Recent DNA studies, examined by Carl Zimmer. NY Times science writer, identifies the Caucasus Lower Volga (CLV) people as the ancestors of the original Indo-European language. Being nomadic, they spread their agricultural practices and culture throughout the territories now comprising southern Russia, Ukraine, and Turkey.
The migration of the CLV people was not singular nor linear, but occurred in uneven waves. Some branches of the CLV people settled into a sedentary lifestyle, encouraged by the development of agriculture. The CLV people lived in a territory stretching from the Volga river to the Caucasus mountains about 7000 years ago.
The Black Sea and its environs forms a kind of Southern Arc of migratory channels. Branches of ancient peoples travelled to Armenia, the Balkans, Greece and Anatolia.
Before we definitively claim that the mystery of the origins of Indo-European languages is solved, let’s sound a word of caution. Perhaps I am demonstrating my inherently cautious disposition, but let’s remember one crucial fact – language dispersal and ancient DNA are not directly linked. Language is transmitted culturally and socially; DNA is obviously genetic.

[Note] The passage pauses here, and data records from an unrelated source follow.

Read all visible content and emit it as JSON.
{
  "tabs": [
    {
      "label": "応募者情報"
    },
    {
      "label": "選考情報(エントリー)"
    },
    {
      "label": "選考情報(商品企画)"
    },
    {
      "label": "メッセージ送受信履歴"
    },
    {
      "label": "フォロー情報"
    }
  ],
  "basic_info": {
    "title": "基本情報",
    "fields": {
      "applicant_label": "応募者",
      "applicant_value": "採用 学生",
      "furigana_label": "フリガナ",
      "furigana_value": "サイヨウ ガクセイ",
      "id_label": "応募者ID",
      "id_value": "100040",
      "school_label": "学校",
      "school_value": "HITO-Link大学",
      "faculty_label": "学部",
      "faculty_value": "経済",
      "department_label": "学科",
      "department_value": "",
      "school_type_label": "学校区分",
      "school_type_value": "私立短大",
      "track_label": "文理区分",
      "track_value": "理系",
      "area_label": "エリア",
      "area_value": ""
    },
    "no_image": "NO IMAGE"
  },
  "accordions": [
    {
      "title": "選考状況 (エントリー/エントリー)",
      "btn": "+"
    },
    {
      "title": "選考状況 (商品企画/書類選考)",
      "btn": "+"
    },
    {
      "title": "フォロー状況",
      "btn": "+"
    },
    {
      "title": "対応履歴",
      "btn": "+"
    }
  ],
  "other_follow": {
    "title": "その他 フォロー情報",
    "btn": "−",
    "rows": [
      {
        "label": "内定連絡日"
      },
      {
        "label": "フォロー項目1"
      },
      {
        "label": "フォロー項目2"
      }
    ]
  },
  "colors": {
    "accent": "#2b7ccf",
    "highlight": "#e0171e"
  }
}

If we are tracing the origins of blood groups, ancient DNA indicating migratory patterns would provide a firm tracing tool – blood types are determined by your genes. Language is socially transmitted. Human language is a distinctive feature of human culture. Animals certainly communicate, in many sophisticated ways, but they do not have words or language.
Yes of course, people who share DNA are related, and more likely to speak a shared language. Ancient DNA can resolve questions about ancient peoples and their intermixing. But language is a cultural transmission, and a person’s DNA does not nearly equate with the culture in which they are raised. It is in the intersections of life that we will find ultimate answers for our questions about language.